"Make America Great Again". On the outside, it's a very encouraging and positive message. Explore it more deeply (in context), and you will see it stemmed largely from a sense of negativity and anger. In some instances, it was used as a 'cover' for xenophobia or isolationism. Whatever way people interpreted it, we can't deny the effect that powerful political messaging has on people.
The Importance Of Political Messaging
There is a widely held belief among elected officials that messaging matters and that the message parties choose plays an important role in the public’s response. President Obama in 2012 stated: “The mistake of my first term … was thinking that this job was just about getting the policy right. And that’s important. But the nature of this office is also to tell a story to the American people that give them a sense of unity and purpose and optimism, especially during tough times.”
Speaking the truth, highlighting the positives, deflecting; call it what you will, but there is no denying how important political messaging is. Effective campaigning goes hand in hand with a coherent, persistent and consistent message. You must find something to say that is relevant and that resonates with your target audience. Most politicians state a problem and then propose a solution. This shows the public that they are problem solvers and not just going to rest on their laurels. There is also a sense of collaboration about campaign messaging as it is developed in response to voter input.
Early in 2004, George Bush operatives tweaked just how important the ‘message’ was and started saying that the President was a strong and principled leader and John Kerry was a flip-flopper. The consistency of the Republicans was a reflection of the strong message discipline of the Bush campaign. In contrast, Senator Kerry was never able to focus on a message. At the beginning of his effort, the message was A vote for the Democratic Senator, was a vote for a strong and secure America. Kerry talked his service in Vietnam to illustrate his strength and his commitment to national security. But along the way, the discipline of the Democratic candidate wavered. Kerry went from being the “real deal” to being a “new direction”. Swing voters were never able to get a fix on the moving target. While the Republican presidential campaign reflected a single-minded determination to capture the attention of a busy electorate, the Democratic campaign message bobbed and weaved from one week to another. That lack of consistency doesn’t do much to convince your voters.
Political Message Testing
We can say with confidence that the faster you decide on a message, the more time you have to refine it. Establishing your ‘working’ campaign message at an early stage gives you more opportunities to run tests on how people are interpreting your ideas, good or bad.
Testing can be done in many forms, it can be as simple as debuting your message at a political rally and gathering data from the audience members. Lots of politicians run quantitative tests such as polling which tells you how many people think something. On the other hand, qualitative research tells you why people think what they think. Creating testable messages and seeing how they fare in different demographics and locations through polling and online advertising is commonplace nowadays. Being able to gauge the reaction of the crowd is fundamental when conducting qualitative research. If you can’t tell when what you're saying is being welcomed positively, then you have no business running for office in the first place.

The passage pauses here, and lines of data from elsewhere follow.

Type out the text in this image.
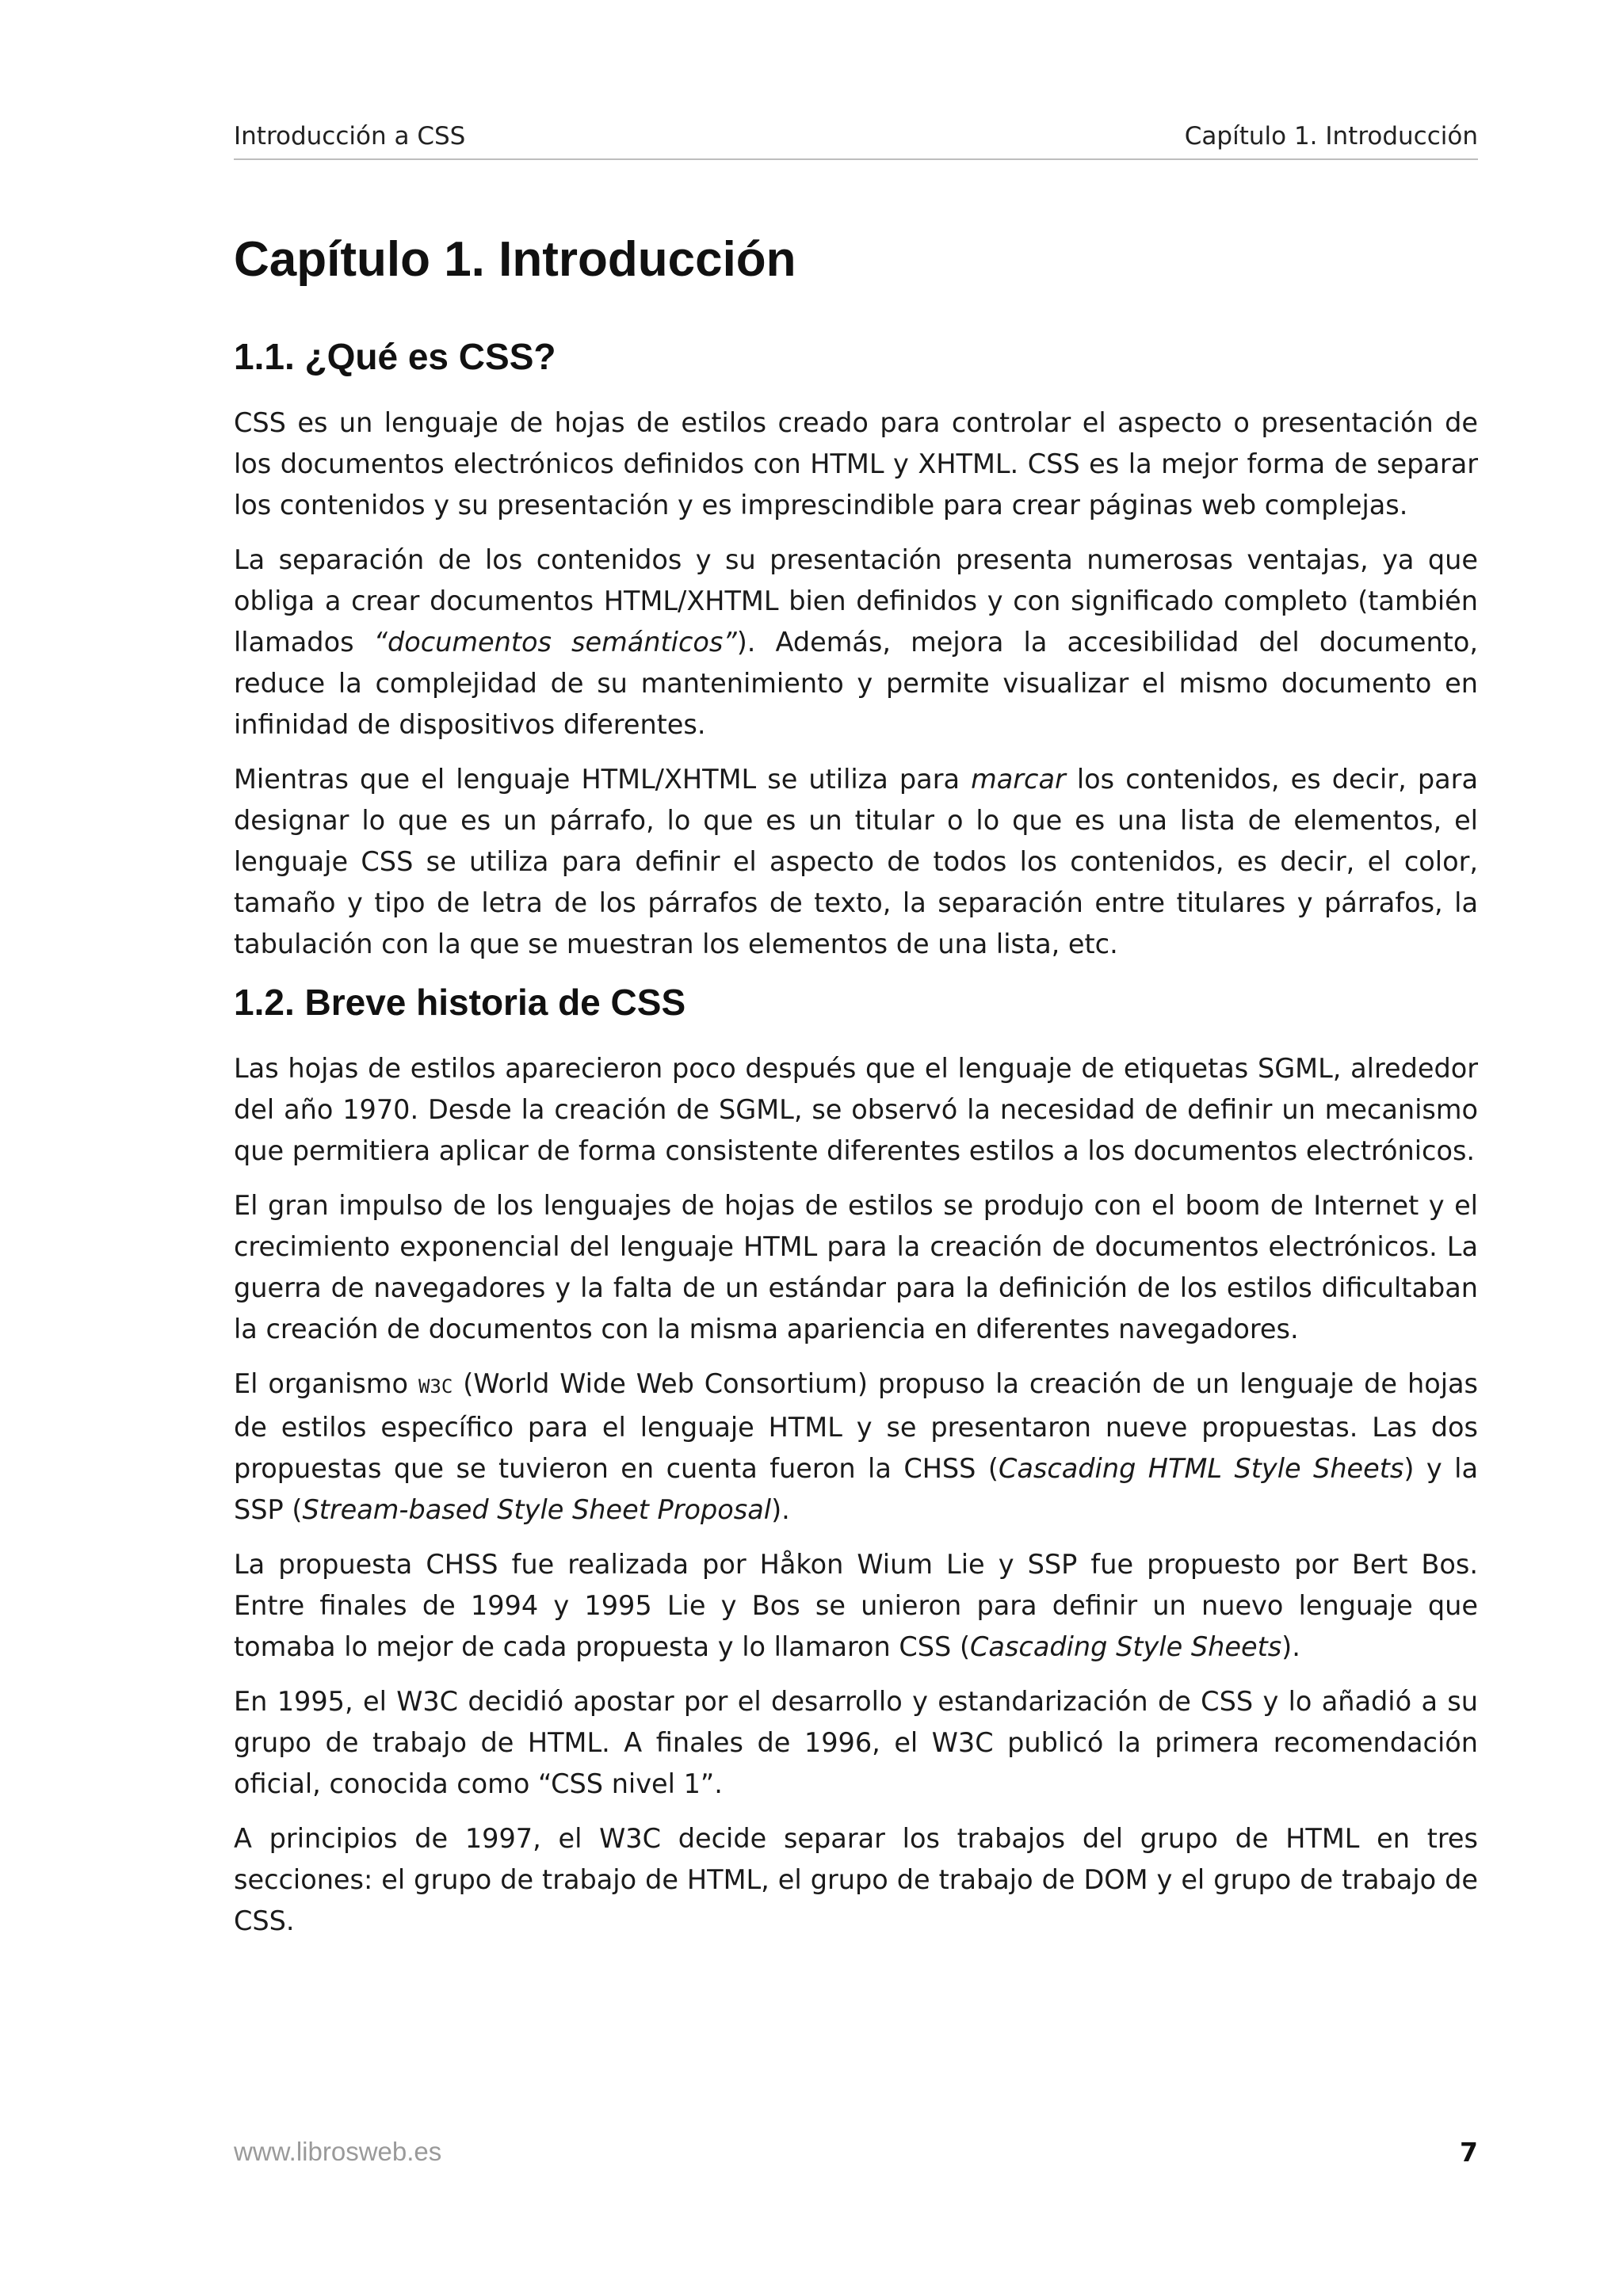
Introducción a CSS	Capítulo 1. Introducción
Capítulo 1. Introducción
1.1. ¿Qué es CSS?

CSS es un lenguaje de hojas de estilos creado para controlar el aspecto o presentación de los documentos electrónicos definidos con HTML y XHTML. CSS es la mejor forma de separar los contenidos y su presentación y es imprescindible para crear páginas web complejas.

La separación de los contenidos y su presentación presenta numerosas ventajas, ya que obliga a crear documentos HTML/XHTML bien definidos y con significado completo (también llamados “documentos semánticos”). Además, mejora la accesibilidad del documento, reduce la complejidad de su mantenimiento y permite visualizar el mismo documento en infinidad de dispositivos diferentes.

Mientras que el lenguaje HTML/XHTML se utiliza para marcar los contenidos, es decir, para designar lo que es un párrafo, lo que es un titular o lo que es una lista de elementos, el lenguaje CSS se utiliza para definir el aspecto de todos los contenidos, es decir, el color, tamaño y tipo de letra de los párrafos de texto, la separación entre titulares y párrafos, la tabulación con la que se muestran los elementos de una lista, etc.

1.2. Breve historia de CSS

Las hojas de estilos aparecieron poco después que el lenguaje de etiquetas SGML, alrededor del año 1970. Desde la creación de SGML, se observó la necesidad de definir un mecanismo que permitiera aplicar de forma consistente diferentes estilos a los documentos electrónicos.

El gran impulso de los lenguajes de hojas de estilos se produjo con el boom de Internet y el crecimiento exponencial del lenguaje HTML para la creación de documentos electrónicos. La guerra de navegadores y la falta de un estándar para la definición de los estilos dificultaban la creación de documentos con la misma apariencia en diferentes navegadores.

El organismo W3C (World Wide Web Consortium) propuso la creación de un lenguaje de hojas de estilos específico para el lenguaje HTML y se presentaron nueve propuestas. Las dos propuestas que se tuvieron en cuenta fueron la CHSS (Cascading HTML Style Sheets) y la SSP (Stream-based Style Sheet Proposal).

La propuesta CHSS fue realizada por Håkon Wium Lie y SSP fue propuesto por Bert Bos. Entre finales de 1994 y 1995 Lie y Bos se unieron para definir un nuevo lenguaje que tomaba lo mejor de cada propuesta y lo llamaron CSS (Cascading Style Sheets).

En 1995, el W3C decidió apostar por el desarrollo y estandarización de CSS y lo añadió a su grupo de trabajo de HTML. A finales de 1996, el W3C publicó la primera recomendación oficial, conocida como “CSS nivel 1”.

A principios de 1997, el W3C decide separar los trabajos del grupo de HTML en tres secciones: el grupo de trabajo de HTML, el grupo de trabajo de DOM y el grupo de trabajo de CSS.

www.librosweb.es	7
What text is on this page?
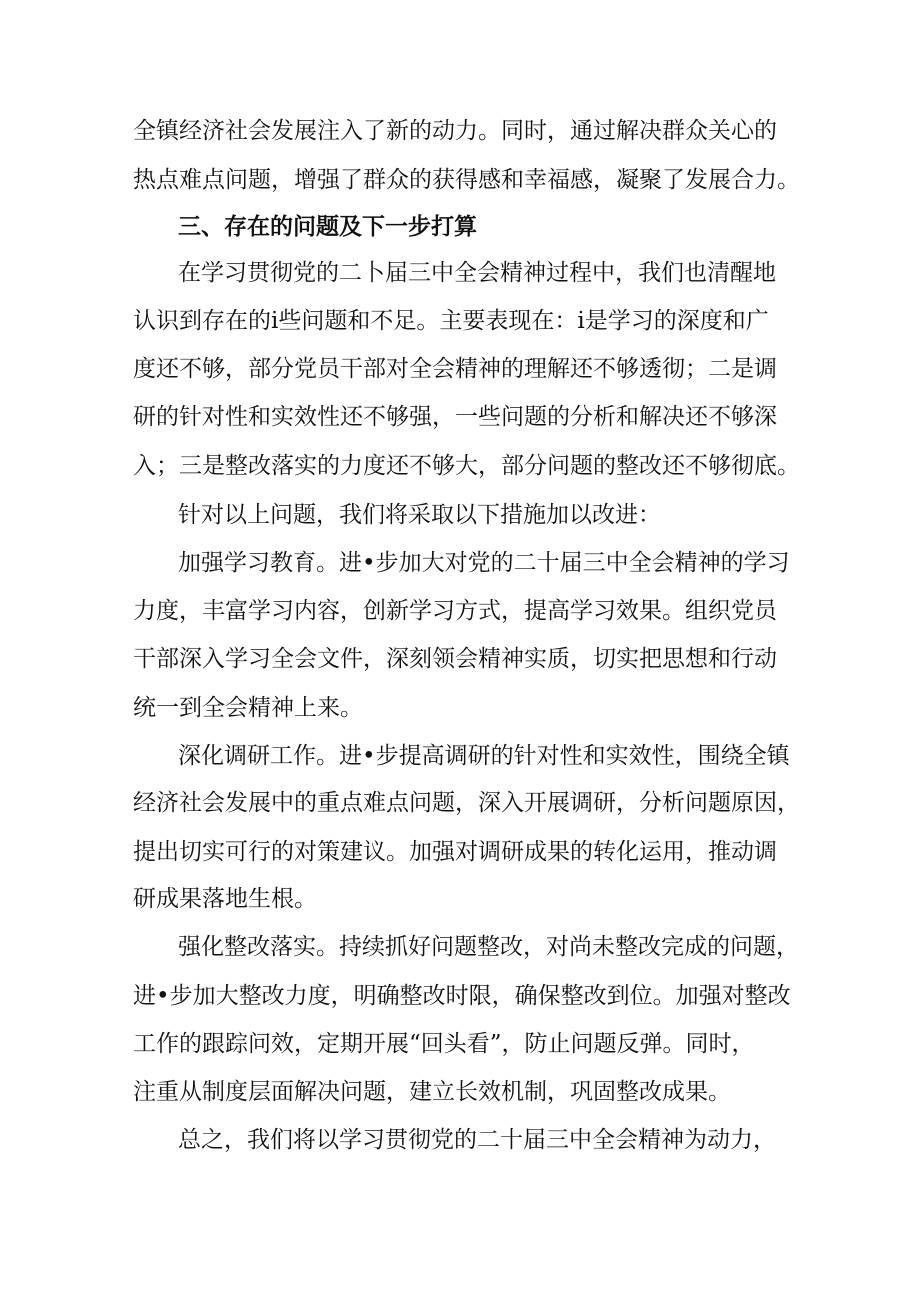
全镇经济社会发展注入了新的动力。同时，通过解决群众关心的
热点难点问题，增强了群众的获得感和幸福感，凝聚了发展合力。
三、存在的问题及下一步打算
在学习贯彻党的二卜届三中全会精神过程中，我们也清醒地
认识到存在的i些问题和不足。主要表现在：i是学习的深度和广
度还不够，部分党员干部对全会精神的理解还不够透彻；二是调
研的针对性和实效性还不够强，一些问题的分析和解决还不够深
入；三是整改落实的力度还不够大，部分问题的整改还不够彻底。
针对以上问题，我们将采取以下措施加以改进：
加强学习教育。进•步加大对党的二十届三中全会精神的学习
力度，丰富学习内容，创新学习方式，提高学习效果。组织党员
干部深入学习全会文件，深刻领会精神实质，切实把思想和行动
统一到全会精神上来。
深化调研工作。进•步提高调研的针对性和实效性，围绕全镇
经济社会发展中的重点难点问题，深入开展调研，分析问题原因，
提出切实可行的对策建议。加强对调研成果的转化运用，推动调
研成果落地生根。
强化整改落实。持续抓好问题整改，对尚未整改完成的问题，
进•步加大整改力度，明确整改时限，确保整改到位。加强对整改
工作的跟踪问效，定期开展“回头看”，防止问题反弹。同时，
注重从制度层面解决问题，建立长效机制，巩固整改成果。
总之，我们将以学习贯彻党的二十届三中全会精神为动力，
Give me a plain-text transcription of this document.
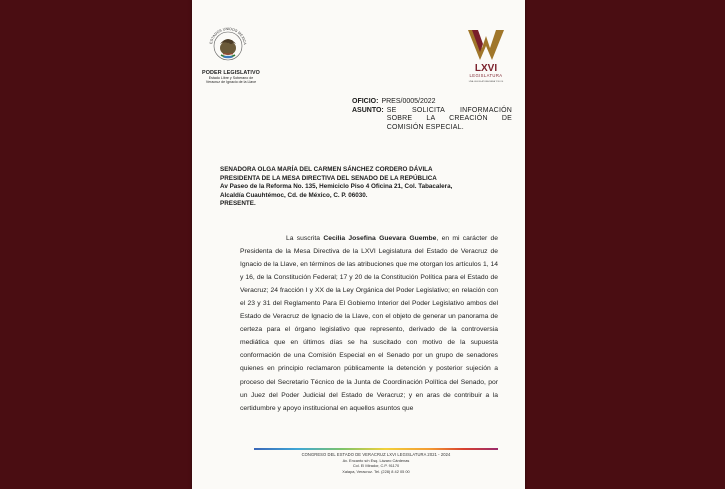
ESTADOS UNIDOS MEXICA
PODER LEGISLATIVO
Estado Libre y Soberano de
Veracruz de Ignacio de la Llave
LXVI
LEGISLATURA
UNA LEGISLATURA PARA TODOS
OFICIO: PRES/0005/2022
ASUNTO: SE SOLICITA INFORMACIÓN SOBRE LA CREACIÓN DE COMISIÓN ESPECIAL.
SENADORA OLGA MARÍA DEL CARMEN SÁNCHEZ CORDERO DÁVILA
PRESIDENTA DE LA MESA DIRECTIVA DEL SENADO DE LA REPÚBLICA
Av Paseo de la Reforma No. 135, Hemiciclo Piso 4 Oficina 21, Col. Tabacalera,
Alcaldía Cuauhtémoc, Cd. de México, C. P. 06030.
PRESENTE.
La suscrita Cecilia Josefina Guevara Guembe, en mi carácter de Presidenta de la Mesa Directiva de la LXVI Legislatura del Estado de Veracruz de Ignacio de la Llave, en términos de las atribuciones que me otorgan los artículos 1, 14 y 16, de la Constitución Federal; 17 y 20 de la Constitución Política para el Estado de Veracruz; 24 fracción I y XX de la Ley Orgánica del Poder Legislativo; en relación con el 23 y 31 del Reglamento Para El Gobierno Interior del Poder Legislativo ambos del Estado de Veracruz de Ignacio de la Llave, con el objeto de generar un panorama de certeza para el órgano legislativo que represento, derivado de la controversia mediática que en últimos días se ha suscitado con motivo de la supuesta conformación de una Comisión Especial en el Senado por un grupo de senadores quienes en principio reclamaron públicamente la detención y posterior sujeción a proceso del Secretario Técnico de la Junta de Coordinación Política del Senado, por un Juez del Poder Judicial del Estado de Veracruz; y en aras de contribuir a la certidumbre y apoyo institucional en aquellos asuntos que
CONGRESO DEL ESTADO DE VERACRUZ LXVI LEGISLATURA 2021 - 2024
Av. Encanto s/n Esq. Lázaro Cárdenas
Col. El Mirador, C.P. 91170
Xalapa, Veracruz. Tel. (228) 8 42 05 00
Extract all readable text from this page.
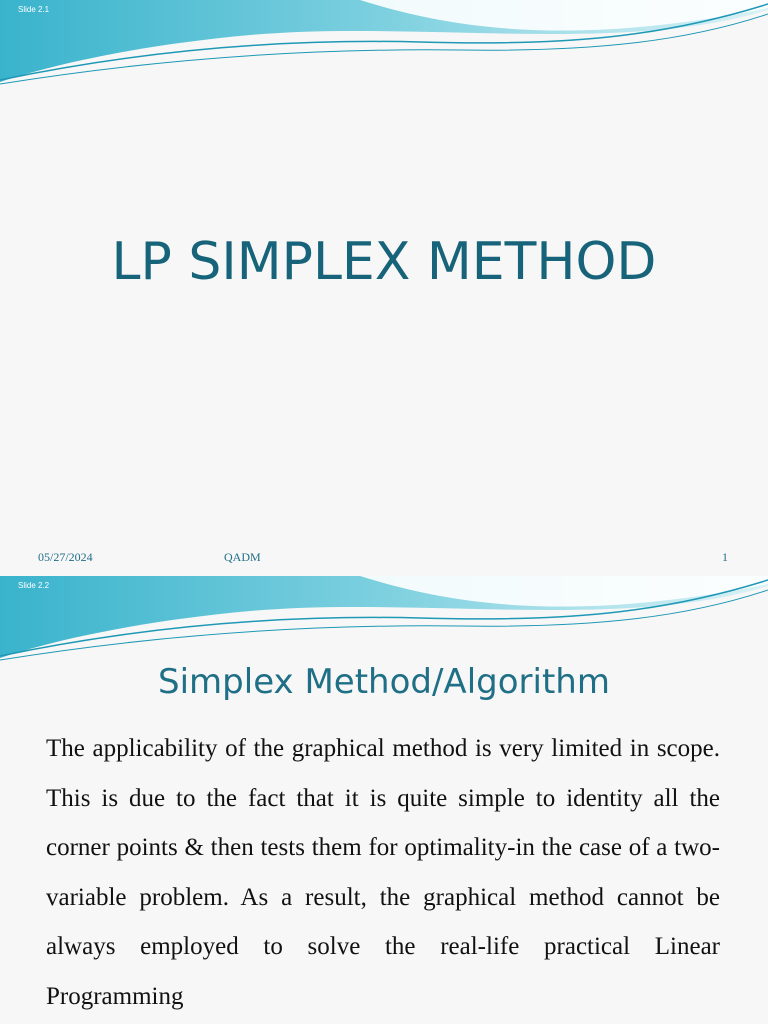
Slide 2.1
LP SIMPLEX METHOD
05/27/2024	QADM	1
Slide 2.2
Simplex Method/Algorithm
The applicability of the graphical method is very limited in scope. This is due to the fact that it is quite simple to identity all the corner points & then tests them for optimality-in the case of a two-variable problem. As a result, the graphical method cannot be always employed to solve the real-life practical Linear Programming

In a speech in Detroit in early 2015, Jeb Bush debuted what he called a “new vision” of greater economic opportunity for Americans. Highlighting a widening income gap in society he offered people “the right to rise”, a phrase he used six times. The words were taken from the name of the political action committee set up by Mr. Bush to explore his possible presidential bid at the time, as he sounded out big-money donors, political operatives and the party’s grassroots on their support for his campaign. In his speech in Detroit, Mr. Bush appeared to be road-testing a message that was likely the driving policy of his presidential bid.
After you are happy with the testing you have carried out in relation to your messaging, you must correctly use this research to deliver different versions of messaging to different demographics and locations.
What was impressive about Obama’s campaign in 2012 was the varied messaging and the different channels he used to target people. His text-message campaign proved it was an effective device for collecting millions of voter contacts while also signaling that Obama connects with young people. Though he may have left behind 50-something independents in the Midwest, this type of marketing campaign did get young people to register and to the polls.
Elections are all about turnout which, in turn, is all about voter contact and engagement. This means different things for different demographics. Among older voters, more traditional campaign tactics are key. Among minority voters, churches and unions are important messaging channels. If you spend money on a billboard advertisement, it would be strongly recommended that your message would reach your target audience. For example, you could be advocating for road improvements at a, particularly bad junction. People stuck in traffic might start to take notice of what you're campaigning for as a result.
For campaign messaging to work effectively, it must be implemented early on. It must be employed as part of your long-term strategy. If Jeb Bush was road testing potential messaging before he announced his presidential bid, it proves the wheels have been in motion for a long time. Listening to your supporters will only strengthen your campaign and allow you to adapt as you go along. A message with no room for change or improvement is not a winning message.